Plans have been made and experiments have taken place, about using lunar or martian regolith+
 to construct habitats. I would expect experiments to take place on the moon with the next 5 to 10 years. See here. In 2015, NASA ran a habitat design challenge see here.
The return to the moon is a staging post and practice for going to mars, there is little point simply repeating the Apollo mission, with the advance in robotics in the intervening 50 years the work of Apollo could be added to with a single human going. The only real justification for sending people is the practice for Mars, to see how bodies cope with long-term low gravity and high radiation.
If I was going to Mars, I would want a lot of infrastructure in pace both in mars orbit and on the surface. Enough to extend a mission almost indefinitely, in the event of a great discovery or failure of one part of the  return system, some have even planned one way missions, which there would be no lack of volunteers for. While with the SLS it should be possible to launch a lot of equipment and with Bigelow's inflatable system get a lot of space out of it, it would be costly.
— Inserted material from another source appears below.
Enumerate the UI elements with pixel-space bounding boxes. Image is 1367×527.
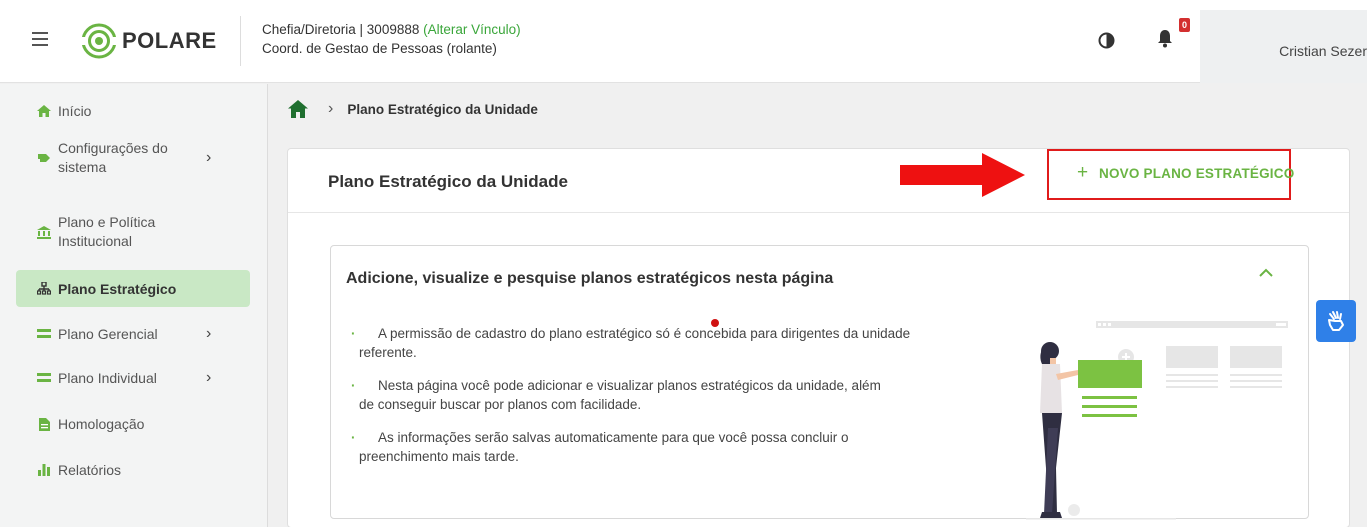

So 3D construction of some of the habitats, even if it is only unpressurised shelters for equipment is almost a requirement. You have to launch the 3d printer and any the equipment to fit out the structure but that is all.
Or is it.
A large part of what lands on either the moon or mars will stop being useful the minute it hits the ground, other bits like heat shields etc will stop being useful before even then and will have been ejected along with other parts. Some of the parts like tankage might be useful but unless it is for spares the majority of the mass, engines, control system etc will be waste.
Unless of course in addition to the 3d printer, a 3d dismantle is taken along, capable of disassembling the redundant decent stage into materials suitable for 3d printing, not perhaps by the construction robot, but doors, wiring etc. Large chunks of a metal descent stage would be recyclable but a little extra care could increase the reprocessed percentage. Plastics could be recycled via Thermal depolymerization, metals by simply sorting, as the recycler is grinding them with a very low energy budget and of course as little mass as possible.
Using similar equipment on earth the could allow the removal of complex equipment from confined spaces or the energy efficient recycling of used aircraft or cars without a complex separation process.


  1. I think you're right in that recycling on the Moon/Mars is the way forward, if for no other reason than the fact that otherwise we'd need to implement some sort of weekly bin collection and work out how to build landfill sites.

    And if you think about it, if you did that, you wouldn't need to take all that much with you in raw materials. In fact, if you were weren't planning on doing a return trip, the spacecraft that took you there would probably be all the raw materials you'd need.

    1. The real problem is were to get the multicoloured bins.